Ve en önemlisi MİT TIRlarını ihbar edenÜsteğmen Ö.K ihbarında sadece "mühimmat yüklü TIR" ifadesini kullanmasına rağmen arama kararı talebine El-Kaide ismi eklenerek verilmiştir.
Bu casusluk şebekesi korsan baskınla Türkiye'yi uluslararası yargı organları nezdinde hukuki ve cezai sorumluluk altına sokmayı hedeflemişti.
İsrail gibi ülkelerin ilerde uluslararsı mahkemelerde ve diplomaside kullanabilecekleri "Türkiye'den El-Kaide'ye giden mühimmat" operasyonu kayıtlara düşürülüyor. Ülkenin savcısı, polisi ve jandarması ülkenin en gizli, en dokunulmaz unsuru MİT'e yasalarda olmayan yetkiyle operasyon gerçekleştiriyorsa bunun adı casusluktur.

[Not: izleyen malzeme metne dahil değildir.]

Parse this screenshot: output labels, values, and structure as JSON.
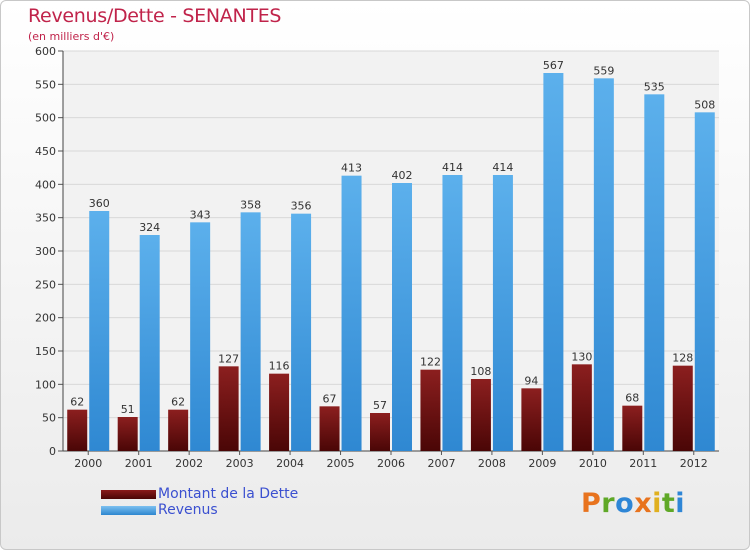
{
  "page": {
    "title": "Revenus/Dette - SENANTES",
    "subtitle": "(en milliers d'€)",
    "brand": "Proxiti"
  },
  "chart_data": {
    "type": "bar",
    "categories": [
      "2000",
      "2001",
      "2002",
      "2003",
      "2004",
      "2005",
      "2006",
      "2007",
      "2008",
      "2009",
      "2010",
      "2011",
      "2012"
    ],
    "series": [
      {
        "name": "Montant de la Dette",
        "color": "#6b0c0c",
        "values": [
          62,
          51,
          62,
          127,
          116,
          67,
          57,
          122,
          108,
          94,
          130,
          68,
          128
        ]
      },
      {
        "name": "Revenus",
        "color": "#4aa3e6",
        "values": [
          360,
          324,
          343,
          358,
          356,
          413,
          402,
          414,
          414,
          567,
          559,
          535,
          508
        ]
      }
    ],
    "ylim": [
      0,
      600
    ],
    "yticks": [
      0,
      50,
      100,
      150,
      200,
      250,
      300,
      350,
      400,
      450,
      500,
      550,
      600
    ],
    "grid": true,
    "legend_position": "bottom-left"
  }
}
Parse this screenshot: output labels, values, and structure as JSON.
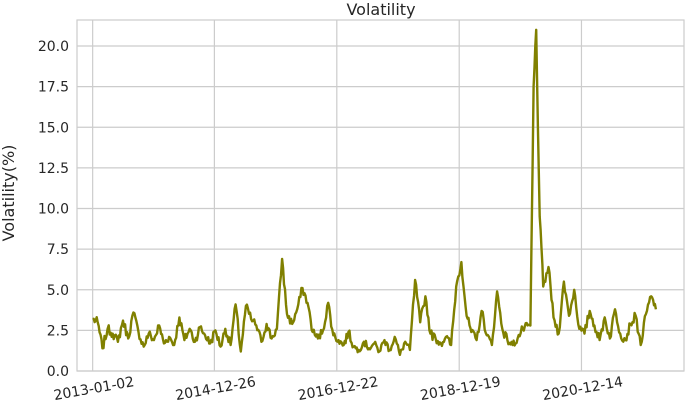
{
  "chart_data": {
    "type": "line",
    "title": "Volatility",
    "xlabel": "",
    "ylabel": "Volatility(%)",
    "ylim": [
      0,
      21.6
    ],
    "yticks": [
      0.0,
      2.5,
      5.0,
      7.5,
      10.0,
      12.5,
      15.0,
      17.5,
      20.0
    ],
    "ytick_labels": [
      "0.0",
      "2.5",
      "5.0",
      "7.5",
      "10.0",
      "12.5",
      "15.0",
      "17.5",
      "20.0"
    ],
    "xticks": [
      "2013-01-02",
      "2014-12-26",
      "2016-12-22",
      "2018-12-19",
      "2020-12-14"
    ],
    "xlim": [
      "2012-10-01",
      "2022-08-15"
    ],
    "grid": true,
    "line_color": "#808000",
    "series": [
      {
        "name": "",
        "points": [
          [
            "2013-01-02",
            3.2
          ],
          [
            "2013-02-01",
            3.0
          ],
          [
            "2013-03-01",
            1.4
          ],
          [
            "2013-04-01",
            2.6
          ],
          [
            "2013-05-01",
            2.3
          ],
          [
            "2013-06-01",
            1.8
          ],
          [
            "2013-07-01",
            3.1
          ],
          [
            "2013-08-01",
            2.0
          ],
          [
            "2013-09-01",
            3.6
          ],
          [
            "2013-10-01",
            2.4
          ],
          [
            "2013-11-01",
            1.5
          ],
          [
            "2013-12-01",
            2.3
          ],
          [
            "2014-01-01",
            1.9
          ],
          [
            "2014-02-01",
            2.8
          ],
          [
            "2014-03-01",
            1.7
          ],
          [
            "2014-04-01",
            2.1
          ],
          [
            "2014-05-01",
            1.6
          ],
          [
            "2014-06-01",
            3.3
          ],
          [
            "2014-07-01",
            1.9
          ],
          [
            "2014-08-01",
            2.6
          ],
          [
            "2014-09-01",
            1.8
          ],
          [
            "2014-10-01",
            2.7
          ],
          [
            "2014-11-01",
            2.2
          ],
          [
            "2014-12-01",
            1.7
          ],
          [
            "2015-01-01",
            2.5
          ],
          [
            "2015-02-01",
            1.5
          ],
          [
            "2015-03-01",
            2.6
          ],
          [
            "2015-04-01",
            1.6
          ],
          [
            "2015-05-01",
            4.1
          ],
          [
            "2015-06-01",
            1.2
          ],
          [
            "2015-07-01",
            4.0
          ],
          [
            "2015-08-01",
            3.2
          ],
          [
            "2015-09-01",
            2.8
          ],
          [
            "2015-10-01",
            1.8
          ],
          [
            "2015-11-01",
            2.9
          ],
          [
            "2015-12-01",
            2.0
          ],
          [
            "2016-01-01",
            2.6
          ],
          [
            "2016-02-01",
            6.9
          ],
          [
            "2016-03-01",
            3.5
          ],
          [
            "2016-04-01",
            2.9
          ],
          [
            "2016-05-01",
            3.8
          ],
          [
            "2016-06-01",
            5.1
          ],
          [
            "2016-07-01",
            4.2
          ],
          [
            "2016-08-01",
            2.4
          ],
          [
            "2016-09-01",
            2.0
          ],
          [
            "2016-10-01",
            2.5
          ],
          [
            "2016-11-01",
            4.2
          ],
          [
            "2016-12-01",
            2.2
          ],
          [
            "2017-01-01",
            1.9
          ],
          [
            "2017-02-01",
            1.6
          ],
          [
            "2017-03-01",
            2.4
          ],
          [
            "2017-04-01",
            1.5
          ],
          [
            "2017-05-01",
            1.3
          ],
          [
            "2017-06-01",
            1.8
          ],
          [
            "2017-07-01",
            1.4
          ],
          [
            "2017-08-01",
            1.7
          ],
          [
            "2017-09-01",
            1.2
          ],
          [
            "2017-10-01",
            1.9
          ],
          [
            "2017-11-01",
            1.3
          ],
          [
            "2017-12-01",
            2.1
          ],
          [
            "2018-01-01",
            1.0
          ],
          [
            "2018-02-01",
            1.8
          ],
          [
            "2018-03-01",
            1.3
          ],
          [
            "2018-04-01",
            5.6
          ],
          [
            "2018-05-01",
            3.0
          ],
          [
            "2018-06-01",
            4.6
          ],
          [
            "2018-07-01",
            2.3
          ],
          [
            "2018-08-01",
            2.0
          ],
          [
            "2018-09-01",
            1.7
          ],
          [
            "2018-10-01",
            2.1
          ],
          [
            "2018-11-01",
            1.6
          ],
          [
            "2018-12-01",
            5.2
          ],
          [
            "2019-01-01",
            6.7
          ],
          [
            "2019-02-01",
            3.4
          ],
          [
            "2019-03-01",
            2.4
          ],
          [
            "2019-04-01",
            1.9
          ],
          [
            "2019-05-01",
            3.7
          ],
          [
            "2019-06-01",
            2.2
          ],
          [
            "2019-07-01",
            1.6
          ],
          [
            "2019-08-01",
            4.9
          ],
          [
            "2019-09-01",
            2.6
          ],
          [
            "2019-10-01",
            1.9
          ],
          [
            "2019-11-01",
            1.6
          ],
          [
            "2019-12-01",
            2.0
          ],
          [
            "2020-01-01",
            2.6
          ],
          [
            "2020-02-15",
            2.8
          ],
          [
            "2020-03-05",
            17.5
          ],
          [
            "2020-03-20",
            21.0
          ],
          [
            "2020-04-10",
            9.5
          ],
          [
            "2020-05-01",
            5.2
          ],
          [
            "2020-06-01",
            6.4
          ],
          [
            "2020-07-01",
            3.3
          ],
          [
            "2020-08-01",
            2.3
          ],
          [
            "2020-09-01",
            5.5
          ],
          [
            "2020-10-01",
            3.4
          ],
          [
            "2020-11-01",
            5.0
          ],
          [
            "2020-12-01",
            2.6
          ],
          [
            "2021-01-01",
            2.3
          ],
          [
            "2021-02-01",
            3.7
          ],
          [
            "2021-03-01",
            2.8
          ],
          [
            "2021-04-01",
            1.9
          ],
          [
            "2021-05-01",
            3.3
          ],
          [
            "2021-06-01",
            2.0
          ],
          [
            "2021-07-01",
            3.8
          ],
          [
            "2021-08-01",
            2.3
          ],
          [
            "2021-09-01",
            1.9
          ],
          [
            "2021-10-01",
            2.9
          ],
          [
            "2021-11-01",
            3.4
          ],
          [
            "2021-12-01",
            1.6
          ],
          [
            "2022-01-01",
            3.5
          ],
          [
            "2022-02-01",
            4.6
          ],
          [
            "2022-03-01",
            3.8
          ]
        ]
      }
    ]
  }
}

Bakın başbakan Ahmet Davutoğlu MİT TIRları ile ilgili ne söylemişti:
"Paralel yapı, benim ve Başbakan Recep Tayyip Erdoğan'ın yurt dışı temaslarımızda zor duruma düşmemizi istedi. Birileri, Brüksel'e, Cenevre'ye suçlu olarak gitmemizi istedi." Olay bu kadar organize ve vahim.
Zamanında paralel savcı-polis-medya el ele vererek böyle bir haber yapınca İsrail eski Cumhurbaşkanı Şimon Peres de çıkıp "terörü finanse ettikleri için Katar ve Türkiye'ye sert ekonomik yaptırımların uygulanması" talebinde bulundu. Peres bu casusluk operasyonunun sahte belgeleriyle yakında "Türkiye uluslararası mahkemede 'savaş suçlusu olarak yargılansın' diyecek "hakka!" sahiptir.
Casusluk olan yasadışı bu operasyon ülkeyi ve milleti korumak ve kollamakla görevli savcı ve polis tarafından yapılıyor. Bu yasadışı operasyonu yapmaya hazırlanan savcı ve polis yargıda kendisiyle beraber ve sistematik hareket eden savcıyla anlaşmalı hareket ediyor. Operasyon günü geldiğinde polis veya asker görevli ya da nöbetçi olmayan savcıyı korsan yöntemlerle operasyon yerine çağırıyor. Yani savcıkondu yöntemiyle operasyon yargı kılıflı hale getiriliyor İsrail sevgisi için.
Zamanlamaya dikkat eder misiniz?
MİT TIRlarınaoperasyonun yapıldığı gün Türkiye çok önemli bir gündü. Başbakan Ahmet Davutoğlu Adana'da büyükelçilere Suriye ve bölge konulu bir konferans veriyordu. Davutoğlu, konferanstan birkaç gün sonra da Cenevre 2 görüşmesine katılacaktı."
Tam da bu dönemde İsrail'in eli daha da güçlensin diye Selam-Tevhit Örgütü soruşturması kapsamında K.Y. isimli bir bayan, Emin kod adıyla tanıdığı Hakan Fidan'ın İran ajanlarıyla toplantılar yaptığını söylüyor. Bu ifadenin gerçek dışılığı ortaya çıkıyor.
Yani,
Biz çok kötü ve tehlikeli bir ülkeyiz,
MİT TIRları El-Kaide'ye silah taşıyor,
MİT Müsteşarı Hakan Fidan İranlı ajanlarla toplantılar yapıyor (sanki dünyanın bütün istihbarat örgütleri birbirleriyle görüşmüyorlar)
Dolayısıyla Türkiye teröre destek veren ülke,
O zaman haydi BATI, çullanın Recep Tayyip Erdoğan'a ve tabi ki ülkeye ve millete,
Bütün oyunları ezberleyen bu milletle oynanmaz artık.